Окоп становился всё мельче, и ему пришлось согнуться ещё ниже, а потом вообще ползти, благо до ближайших зарослей было метров пять. Сзади вспыхнула короткая перестрелка, но после взрыва гранаты больше не возобновилась. Генерал ещё энергичней заработал локтями и едва не оказался в воде. После секундного замешательства, развернулся, подобрал подходящую палку, проверил глубину. Оказалось довольно мелко, меньше полуметра, можно идти во весь рост, но тогда его могут заметить немцы. Оглянувшись, Калугин понял, что незаметное понижение рельефа, скрыло его от противника. Поэтому, можно пробраться до густых зарослей и не ползком в холодной, как он убедился, воде. Но до них было метров сто почти открытого пространства, с редкими кустиками и деревьями.
Прощупывая дно палкой, он устремился вперёд, чтобы засветло уйти как можно дальше от поля боя.

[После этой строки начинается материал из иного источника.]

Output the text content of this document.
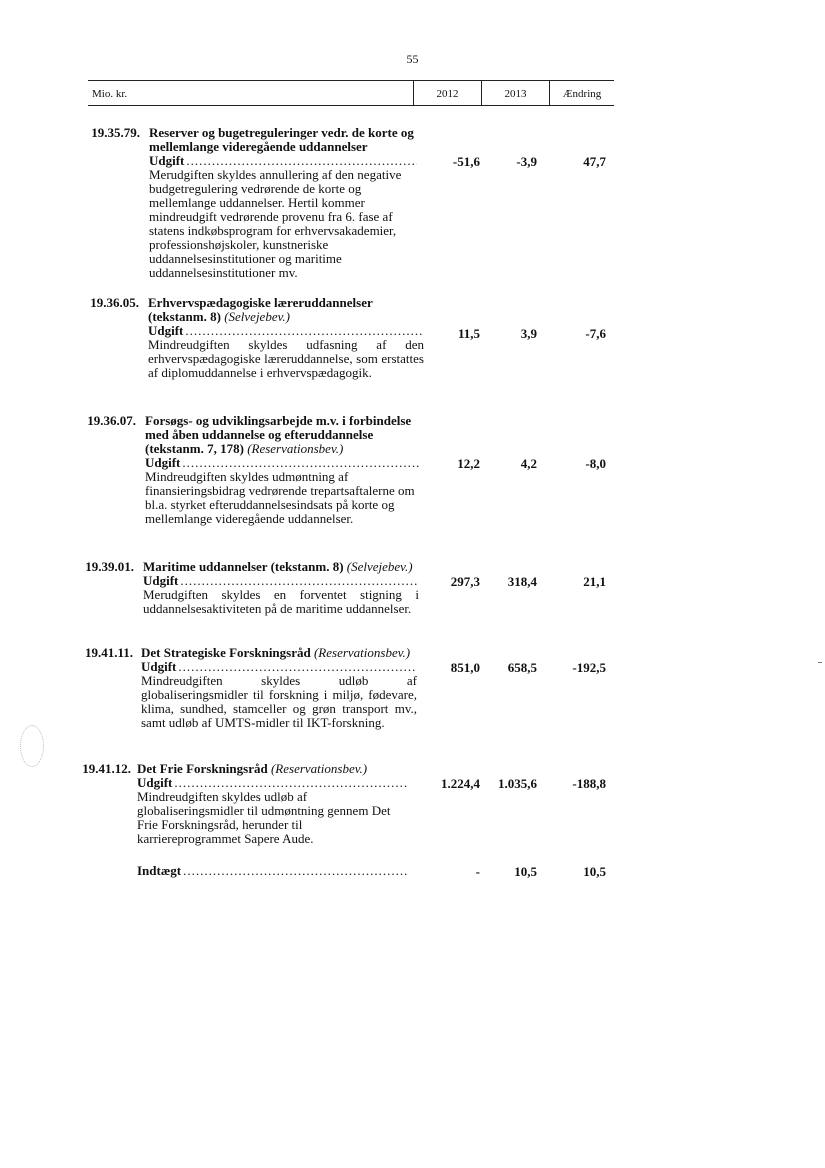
55
Mio. kr.	2012	2013	Ændring
19.35.79. Reserver og bugetreguleringer vedr. de korte og mellemlange videregående uddannelser
Udgift
.....
Merudgiften skyldes annullering af den negative budgetregulering vedrørende de korte og mellemlange uddannelser. Hertil kommer mindreudgift vedrørende provenu fra 6. fase af statens indkøbsprogram for erhvervsakademier, professionshøjskoler, kunstneriske uddannelsesinstitutioner og maritime uddannelsesinstitutioner mv.
-51,6	-3,9	47,7
19.36.05. Erhvervspædagogiske læreruddannelser (tekstanm. 8) (Selvejebev.)
Udgift
.....
Mindreudgiften skyldes udfasning af den erhvervspædagogiske læreruddannelse, som erstattes af diplomuddannelse i erhvervspædagogik.
11,5	3,9	-7,6
19.36.07. Forsøgs- og udviklingsarbejde m.v. i forbindelse med åben uddannelse og efteruddannelse (tekstanm. 7, 178) (Reservationsbev.)
Udgift
.....
Mindreudgiften skyldes udmøntning af finansieringsbidrag vedrørende trepartsaftalerne om bl.a. styrket efteruddannelsesindsats på korte og mellemlange videregående uddannelser.
12,2	4,2	-8,0
19.39.01. Maritime uddannelser (tekstanm. 8) (Selvejebev.)
Udgift
.....
Merudgiften skyldes en forventet stigning i uddannelsesaktiviteten på de maritime uddannelser.
297,3	318,4	21,1
19.41.11. Det Strategiske Forskningsråd (Reservationsbev.)
Udgift
.....
Mindreudgiften skyldes udløb af globaliseringsmidler til forskning i miljø, fødevare, klima, sundhed, stamceller og grøn transport mv., samt udløb af UMTS-midler til IKT-forskning.
851,0	658,5	-192,5
19.41.12. Det Frie Forskningsråd (Reservationsbev.)
Udgift
.....
Mindreudgiften skyldes udløb af globaliseringsmidler til udmøntning gennem Det Frie Forskningsråd, herunder til karriereprogrammet Sapere Aude.
1.224,4	1.035,6	-188,8
Indtægt
.....	-	10,5	10,5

Кое-где глубина была по пояс и даже по грудь, вероятно, это воронки от снарядов или авиабомб, так, как диаметр таких резких понижений был не больше пяти метров.
Добравшись до кустов, он увидел, что обмотки размотались и волочатся. Выдернув их с ботинок, и хотел было вообще выбросить, но потом передумал и намотал на палку, отогнав от себя мелькнувшую было мысль, использовать их вместо белого флага. Пора двигаться дальше. Машинально оглянувшись назад, он увидел троих немцев, стоявших на берегу и глядевших на болото. Один из них, казалось, показывал прямо на него. Калугин так и замер. Он понял, что фашист показывает на след от разошедшейся ряски, оставшийся после его прохода. Догадываясь, что будет дальше, генерал глубоко вздохнул, погрузился в холодную воду с головой, и, хватаясь за растения у дна, чтобы не всплывать, быстро переместился метров на десять в сторону, где рос камыш и были кочки с осокой.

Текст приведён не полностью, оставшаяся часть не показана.